The Challenge - Use Enough Dye!
The hard part, for a beginner, is getting enough dye into the tied garment. It's
common for an individual's first shirt to be mostly white with
just a few colored streaks, although before the shirt was untied,
it appeared to be solidly impregnated with dye. You really have
to squirt that dye right in between the folds of the cloth. If
it's not dripping out at the bottom, you're not using enough dye
(unless the mostly white look is your goal).
Applying the Dye
With the fabric twisted into a spiral, you make nice, even quadrants
of each color, like cutting a pie into six or eight pieces and coloring
each pice a different color. These turn into the twisted spiral when
the fabric is untwisted! The prettiest results come when adjacent
colors are in rainbow order - definitely study the color suggestions
near the bottom of How to
Tie Dye. The most eye-popping results are obtained by using thickener in your dye, so that you don't get muddy mixtures, and applying opposite colors (on two sides of the tied fabric disk, in the same section of the shirt. A stained-glass effect is obtained by applying black dye to one side and brightly colored dye to the other.
You probably won't really need pictures to do the above, because
it is all trial and error, anyway. You can't know what works
best for you until you try it. However, if you want to
see pictures of how to do the ties, check out PROchem's illustrations
of tie dye folds,
and Rit's old Virtual
spiral (though you'll find the dyeing process much
easier if you use fiber reactive dyes such as Procion MX,
instead of Rit, which requires that you hold the disk of
fabric partially submerged in nearly-boiling water for a long
time). Finally, the best on-line step-by-step illustrations of how to tie-dye a spiral may be found in the Tie-Dye Wiki's tutorial on how to tie-dye a spiral.
Where to Learn More
Need more help? Buy a book! Sulfiati Harris's "Rainbow Tie Dye"

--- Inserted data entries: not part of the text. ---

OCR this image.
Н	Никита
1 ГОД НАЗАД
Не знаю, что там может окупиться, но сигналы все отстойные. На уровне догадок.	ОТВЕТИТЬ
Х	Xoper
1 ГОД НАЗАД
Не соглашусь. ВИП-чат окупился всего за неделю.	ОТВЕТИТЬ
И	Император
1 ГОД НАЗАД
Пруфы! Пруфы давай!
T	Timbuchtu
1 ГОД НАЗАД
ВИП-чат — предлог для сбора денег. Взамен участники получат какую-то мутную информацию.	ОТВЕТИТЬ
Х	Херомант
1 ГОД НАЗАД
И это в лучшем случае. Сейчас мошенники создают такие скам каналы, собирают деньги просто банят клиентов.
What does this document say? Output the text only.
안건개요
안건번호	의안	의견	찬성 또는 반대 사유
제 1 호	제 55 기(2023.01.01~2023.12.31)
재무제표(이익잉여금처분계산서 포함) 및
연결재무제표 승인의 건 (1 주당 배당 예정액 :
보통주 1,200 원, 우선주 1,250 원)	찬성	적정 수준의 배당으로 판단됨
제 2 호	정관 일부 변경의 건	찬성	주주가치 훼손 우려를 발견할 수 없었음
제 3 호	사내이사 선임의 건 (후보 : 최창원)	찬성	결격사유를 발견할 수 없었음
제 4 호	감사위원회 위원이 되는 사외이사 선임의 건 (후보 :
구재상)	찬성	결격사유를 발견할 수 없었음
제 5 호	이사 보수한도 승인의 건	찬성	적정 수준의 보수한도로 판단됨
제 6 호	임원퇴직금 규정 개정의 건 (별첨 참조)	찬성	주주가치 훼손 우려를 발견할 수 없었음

is under $5 at the Dharma Trading Company and provides an
excellent introduction. (See Source
for supplies.) Other good books that include the spiral fold include
Alice Niemiec et al.'s Tie-dye to Die for & Batik You Can't Resist Book and
either of Virginia Gleser's mostly interchangeable books, Tie Dye: Back by Popular Demand and Tie Dye! The How-To Book. (See
Books on Hand Dyeing and
Fabric Painting.)
Or even better, buy a DVD that demonstrates this and many other tie-dye folds. Michael Fowler's DVD, The Art of Tie-Dye shows you just about everything you could ask, but it is now out of print and hard to find. Another DVD, True Tie Dye's Tie Dye 101 - The Basics of Making Exceptional Tie Dye, is an ideal complete introduction to tie-dyeing for beginners and includes a clear demonstration of the spiral. Either of these DVDs - or both! - is the next best thing to an in-person demonstration; they will show you the details of exactly how to do it, far better than any book or web site can.